Le regroupement des 5900 producteurs de lait du Québec s'inquiète à nouveau que son système de quotas de production et d'importation, qu'il gère depuis 30 ans, soit l'un des enjeux d'un autre projet d'accord commercial d'envergure que négocie le Canada avec un groupe de pays.

Dans la foulée de l'accord avec l'Union européenne, il s'agit du Partenariat transpacifique, ou PTP dans le jargon diplomatique. Ces négociations d'un pacte commercial impliquent 12 pays parmi les plus importants dans le bilan commercial et financier international du Canada, dont les États-Unis, le Mexique, le Japon, l'Australie et Singapour.

Les Producteurs de lait du Québec appréhendent une répétition de la «brèche considérable» dans leur système de gestion de l'offre qui, disent-ils, a été ouverte par le Canada afin de parvenir à un accord commercial d'envergure avec l'Union européenne en octobre 2013.

Dans cet accord, le Canada accepte de doubler à 32 000 tonnes par an les quotas d'importation de fromages européens, en échange d'un meilleur accès au marché européen pour ses exportateurs de viande de boeuf et de porc.

Pour atténuer l'impact de cette hausse de quotas d'importation sur l'industrie fromagère, qui est concentrée au Québec, le gouvernement Harper avait indiqué qu'il proposerait des mesures transitoires de compensation.

Or, déplore-t-on dans le secteur laitier, la teneur de ces mesures promises demeure inconnue presque un an après l'annonce de l'accord entre le Canada et l'Europe.

«Nous sommes encore dans le noir à ce sujet, comme lors de la fin des négociations l'an dernier lorsqu'on nous assurait à Ottawa que la gestion de l'offre en agriculture [lait, volaille, oeufs] n'était pas remise en question», indique François Dumontier, porte-parole des Producteurs de lait du Québec.

«Mais peu après, nous avons appris que les quotas d'importation de fromages européens seront plus que doublés, ce qui provoquera des pertes de revenus considérables au secteur laitier québécois.»

Avec la négociation du PTP, encore derrière des portes closes, déplore M. Dumontier, le milieu agricole craint que le même scénario se répète, avec l'ouverture d'une «seconde brèche» dans le système de gestion de l'offre. Et cette fois-ci, en plus des producteurs de lait, ce sont les systèmes de gestion de l'offre des éleveurs de volaille et des producteurs d'oeufs qui pourraient être affectés.

Chez l'opposition néo-démocrate à Ottawa, on déplore aussi «l'absence de transparence» du gouvernement Harper sur cet autre projet d'accord commercial, comme lors de la négociation de l'accord avec l'Europe.

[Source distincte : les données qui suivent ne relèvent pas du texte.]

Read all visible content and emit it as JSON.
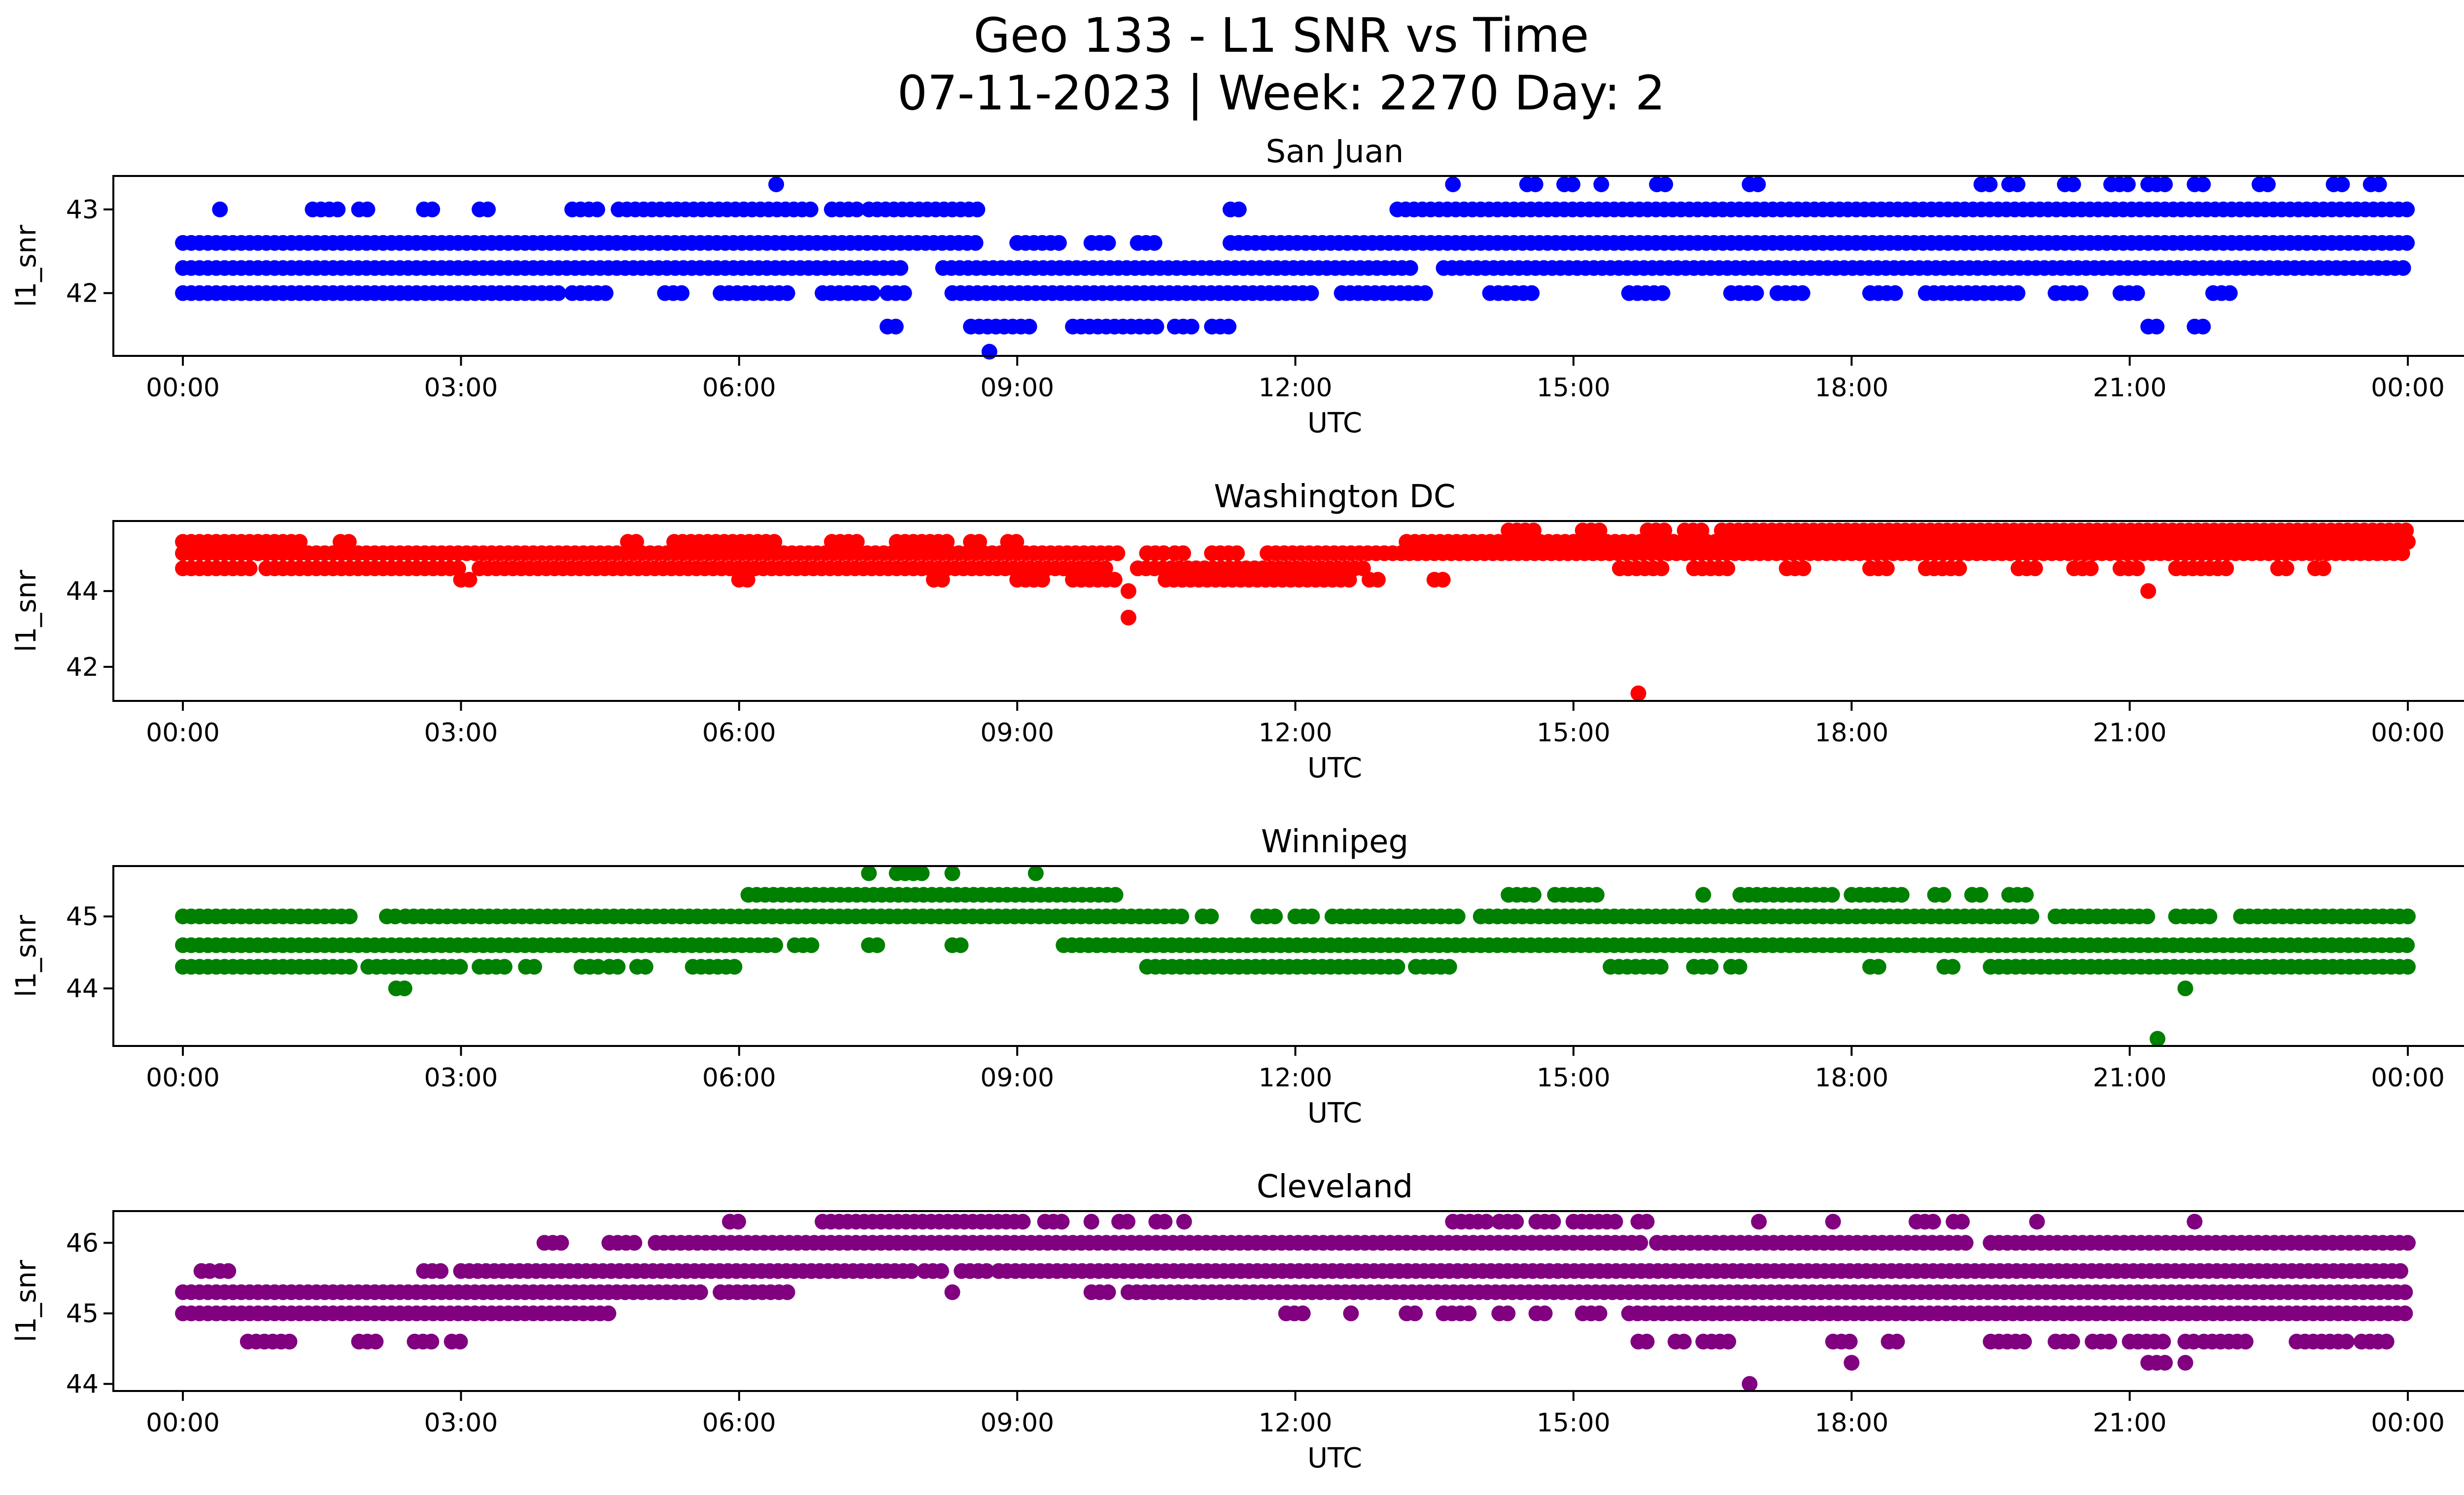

«Encore une fois, on ne sait pas ce qui se négocie avec ce PTP. Et quelles conditions sont posées au Canada, notamment à l'égard de son système de gestion de l'offre en agriculture», déplore Guy Caron, député de Rimouski-Témiscouata et porte-parole adjoint du Nouveau Parti démocratique en matière de commerce international et de finances.

Au cabinet du ministre fédéral du Commerce international, Ed Fast, les questions de La Presse Affaires à propos des négociations du PTP ont été répondues par un bref courriel générique.

«Le Canada est déterminé à approfondir nos liens commerciaux dans la région dynamique de l'Asie Pacifique qui évolue rapidement, tout en renforçant nos partenariats traditionnels avec les Amériques, y lit-on. Le Canada s'engage à jouer un rôle constructif dans la promotion de cette initiative et continue de travailler sur un PTP rigoureux qui servira nos intérêts respectifs.»

Pendant ce temps, des échos politiques provenant de Washington suggèrent qu'un nombre croissant d'élus au Congrès font pression sur l'administration Obama pour qu'elle obtienne des concessions en matière de commerce agricole de la part du Japon et du Canada, sous peine de les exclure des négociations du PTP.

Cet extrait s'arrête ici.